The following can be attributed to UEA President Heidi Matthews:
“I’m hearing from teachers all around the state who are fearful their school district plans don’t go far enough to protect them and their students. Some plans go into great detail about student health and safety but fall short in adequately addressing protections for school employees.
“We urge each school district to seek educator input in their back-to-school plans. Educators have extensive expertise in teaching and supporting students and they must be front and center by fully participating in decision-making and implementation. It’s also critical all decisions to reopen schools be based in scientific evidence and advice.
“We must acknowledge the pandemic was not experienced equally by all communities and populations, particularly in rural areas and communities of color. School district reopening plans must deliver equal learning opportunities. Policymakers must allocate funding and resources to help close opportunity gaps that were exacerbated by the disparate impacts of school closures.
“Students and educators will continue to face health and safety inequities in schools if they are not provided with proper personal protective equipment and disinfectants. Utah schools, which are already underfunded, should not be faced with the decision of how to pay for this equipment.

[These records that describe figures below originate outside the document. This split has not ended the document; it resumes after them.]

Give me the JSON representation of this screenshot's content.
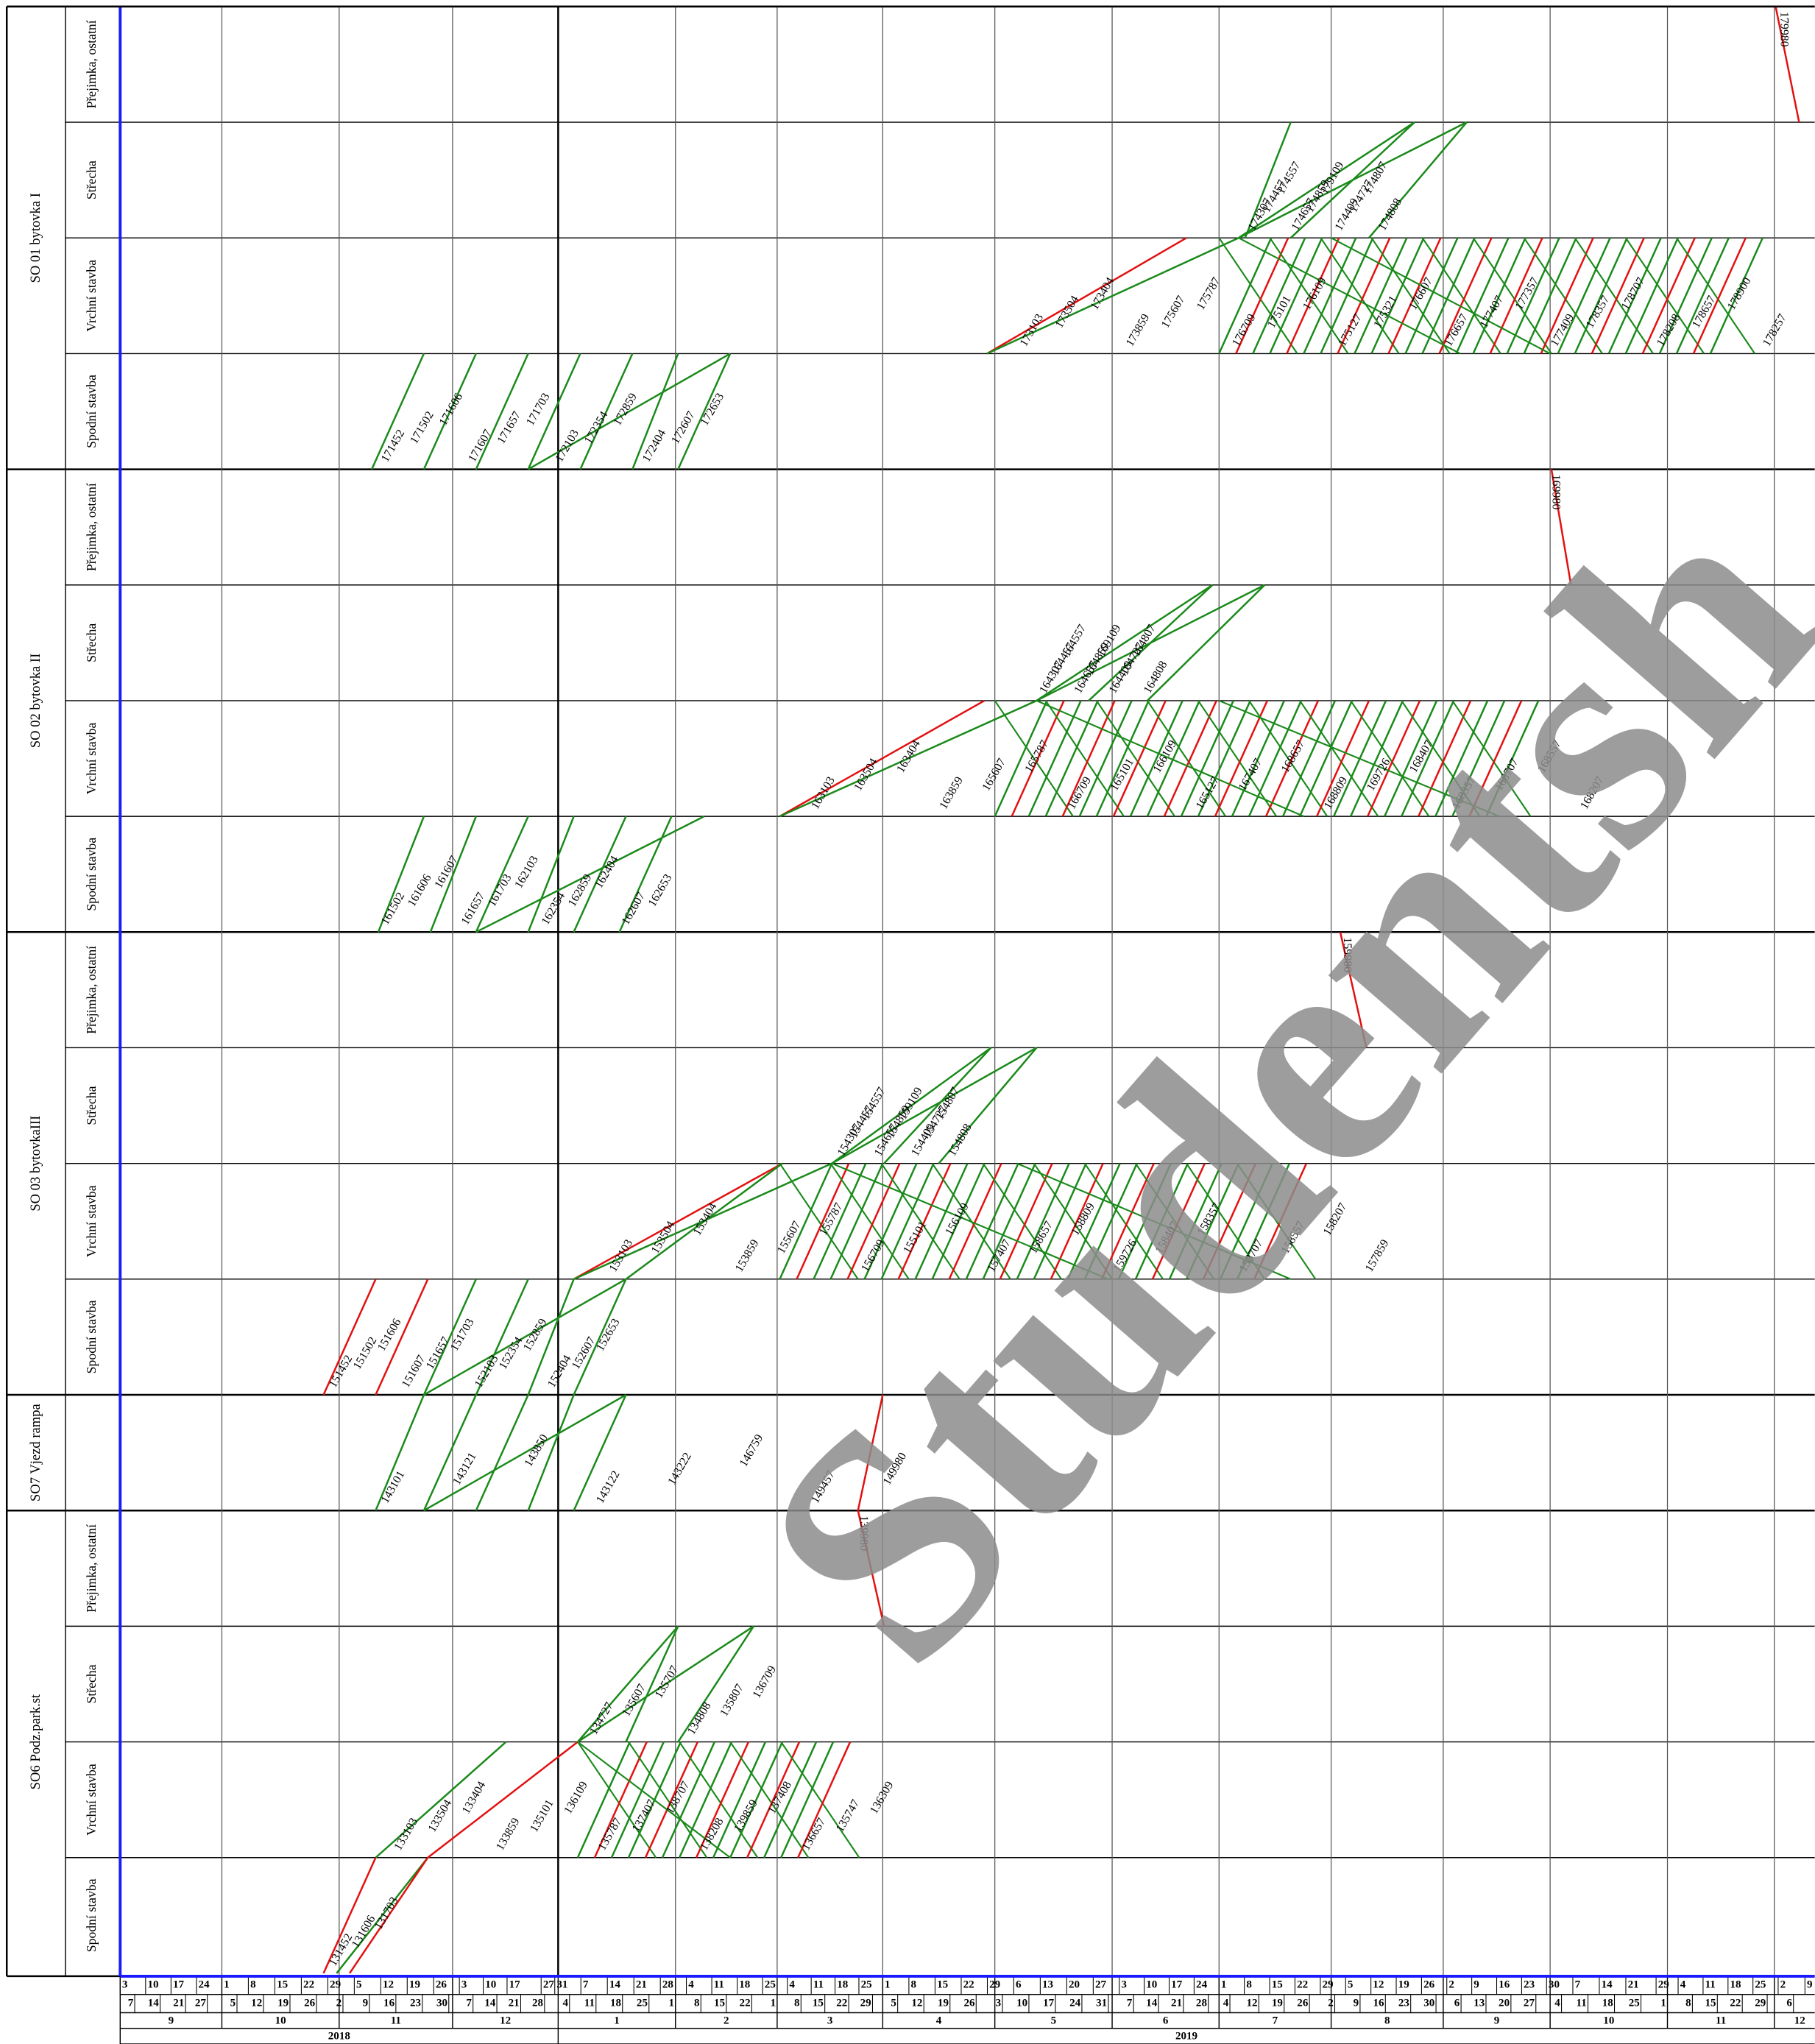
{
  "groups": [
    {
      "name": "SO 01 bytovka I",
      "rows": [
        {
          "name": "Přejimka, ostatní",
          "tasks": [
            "179980"
          ]
        },
        {
          "name": "Střecha",
          "tasks": [
            "174307",
            "174457",
            "174557",
            "174657",
            "174859",
            "179109",
            "174409",
            "174727",
            "174807",
            "174808"
          ]
        },
        {
          "name": "Vrchní stavba",
          "tasks": [
            "173103",
            "173504",
            "173404",
            "173859",
            "175607",
            "175787",
            "176709",
            "175101",
            "176109",
            "175127",
            "175321",
            "176607",
            "176657",
            "177407",
            "177357",
            "177409",
            "178357",
            "178707",
            "178208",
            "178657",
            "178900",
            "178257"
          ]
        },
        {
          "name": "Spodní stavba",
          "tasks": [
            "171452",
            "171502",
            "171606",
            "171607",
            "171657",
            "171703",
            "172103",
            "172354",
            "172859",
            "172404",
            "172607",
            "172653"
          ]
        }
      ]
    },
    {
      "name": "SO 02 bytovka II",
      "rows": [
        {
          "name": "Přejimka, ostatní",
          "tasks": [
            "169980"
          ]
        },
        {
          "name": "Střecha",
          "tasks": [
            "164307",
            "164457",
            "164557",
            "164657",
            "164859",
            "169109",
            "164409",
            "164727",
            "164807",
            "164808"
          ]
        },
        {
          "name": "Vrchní stavba",
          "tasks": [
            "163103",
            "163504",
            "163404",
            "163859",
            "165607",
            "165787",
            "166709",
            "165101",
            "166109",
            "165127",
            "167407",
            "168657",
            "168809",
            "169726",
            "168407",
            "168357",
            "168707",
            "168557",
            "168207"
          ]
        },
        {
          "name": "Spodní stavba",
          "tasks": [
            "161502",
            "161606",
            "161607",
            "161657",
            "161703",
            "162103",
            "162354",
            "162859",
            "162404",
            "162607",
            "162653"
          ]
        }
      ]
    },
    {
      "name": "SO 03 bytovkaIII",
      "rows": [
        {
          "name": "Přejimka, ostatní",
          "tasks": [
            "159980"
          ]
        },
        {
          "name": "Střecha",
          "tasks": [
            "154307",
            "154457",
            "154557",
            "154657",
            "154859",
            "159109",
            "154409",
            "154727",
            "154807",
            "154808"
          ]
        },
        {
          "name": "Vrchní stavba",
          "tasks": [
            "153103",
            "153504",
            "153404",
            "153859",
            "155607",
            "155787",
            "156709",
            "155101",
            "156109",
            "157407",
            "158657",
            "158809",
            "159726",
            "158407",
            "158357",
            "158707",
            "158557",
            "158207",
            "157859"
          ]
        },
        {
          "name": "Spodní stavba",
          "tasks": [
            "151452",
            "151502",
            "151606",
            "151607",
            "151657",
            "151703",
            "152103",
            "152354",
            "152859",
            "152404",
            "152607",
            "152653"
          ]
        }
      ]
    },
    {
      "name": "SO7 Vjezd rampa",
      "rows": [
        {
          "tasks": [
            "143101",
            "143121",
            "143850",
            "143122",
            "143222",
            "146759",
            "149457",
            "149980"
          ]
        }
      ]
    },
    {
      "name": "SO6 Podz.park.st",
      "rows": [
        {
          "name": "Přejimka, ostatní",
          "tasks": [
            "139980"
          ]
        },
        {
          "name": "Střecha",
          "tasks": [
            "134727",
            "135607",
            "135707",
            "134808",
            "135807",
            "136709"
          ]
        },
        {
          "name": "Vrchní stavba",
          "tasks": [
            "133103",
            "133504",
            "133404",
            "133859",
            "135101",
            "136109",
            "135787",
            "137407",
            "138707",
            "138208",
            "139859",
            "137408",
            "136657",
            "135747",
            "136309"
          ]
        },
        {
          "name": "Spodní stavba",
          "tasks": [
            "131452",
            "131606",
            "131703"
          ]
        }
      ]
    }
  ],
  "timeline": {
    "months": [
      {
        "month": "9",
        "top": [
          3,
          10,
          17,
          24
        ],
        "bottom": [
          7,
          14,
          21,
          27
        ]
      },
      {
        "month": "10",
        "top": [
          1,
          8,
          15,
          22,
          29
        ],
        "bottom": [
          5,
          12,
          19,
          26
        ]
      },
      {
        "month": "11",
        "top": [
          5,
          12,
          19,
          26
        ],
        "bottom": [
          2,
          9,
          16,
          23,
          30
        ]
      },
      {
        "month": "12",
        "top": [
          3,
          10,
          17,
          27,
          31
        ],
        "bottom": [
          7,
          14,
          21,
          28
        ]
      },
      {
        "month": "1",
        "top": [
          7,
          14,
          21,
          28
        ],
        "bottom": [
          4,
          11,
          18,
          25
        ]
      },
      {
        "month": "2",
        "top": [
          4,
          11,
          18,
          25
        ],
        "bottom": [
          1,
          8,
          15,
          22
        ]
      },
      {
        "month": "3",
        "top": [
          4,
          11,
          18,
          25
        ],
        "bottom": [
          1,
          8,
          15,
          22,
          29
        ]
      },
      {
        "month": "4",
        "top": [
          1,
          8,
          15,
          22,
          29
        ],
        "bottom": [
          5,
          12,
          19,
          26
        ]
      },
      {
        "month": "5",
        "top": [
          6,
          13,
          20,
          27
        ],
        "bottom": [
          3,
          10,
          17,
          24,
          31
        ]
      },
      {
        "month": "6",
        "top": [
          3,
          10,
          17,
          24
        ],
        "bottom": [
          7,
          14,
          21,
          28
        ]
      },
      {
        "month": "7",
        "top": [
          1,
          8,
          15,
          22,
          29
        ],
        "bottom": [
          4,
          12,
          19,
          26
        ]
      },
      {
        "month": "8",
        "top": [
          5,
          12,
          19,
          26
        ],
        "bottom": [
          2,
          9,
          16,
          23,
          30
        ]
      },
      {
        "month": "9",
        "top": [
          2,
          9,
          16,
          23,
          30
        ],
        "bottom": [
          6,
          13,
          20,
          27
        ]
      },
      {
        "month": "10",
        "top": [
          7,
          14,
          21,
          29
        ],
        "bottom": [
          4,
          11,
          18,
          25
        ]
      },
      {
        "month": "11",
        "top": [
          4,
          11,
          18,
          25
        ],
        "bottom": [
          1,
          8,
          15,
          22,
          29
        ]
      },
      {
        "month": "12",
        "top": [
          2,
          9
        ],
        "bottom": [
          6
        ]
      }
    ],
    "years": [
      {
        "year": "2018"
      },
      {
        "year": "2019"
      }
    ]
  },
  "watermark": "Studentsh"
}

“It’s important for us to get back to in-person learning, but we must make the transition in a way that does not unnecessarily endanger the health of our students and school staff. If we don’t prioritize the health and safety of school staff and properly accommodate high risk employees, we fear schools may not remain open long. The other thing we can all do is follow recommended COVID-19 prevention guidelines now to help make schools safer this fall.
“The research is clear – students learn best when they have face-to-face personal interaction with a highly qualified teacher in a well-resourced classroom. In addition, public schools are where our students have access to the physical, mental and nutrition services many of our most vulnerable students need. We must be careful and calculated in returning to this most optimal educational setting so we can provide the education our students deserve.”
The UEA supports the following guiding principles in planning for a return to in-person learning:
- Principle 1 – Health Expertise. All decisions to reopen schools must be based in scientific evidence and advice.
- Principle 2 – Educator Voice. Educators must be front and center by fully participating in decision-making and implementation.
- Principle 3 – Access to Protection and Training. Students and educators must have access to proper personal protective equipment and training on appropriate hygiene practices and protocols before returning to school. Utah schools, which are already underfunded, should not be faced with the decision of how to pay for this equipment and training.
- Principle 4 – Leading with Equity. The pandemic was not experienced equally by all communities and populations, particularly in rural areas and communities of color. Funding and resources must be allocated to help close opportunity gaps exacerbated by the disparate impacts of school closures.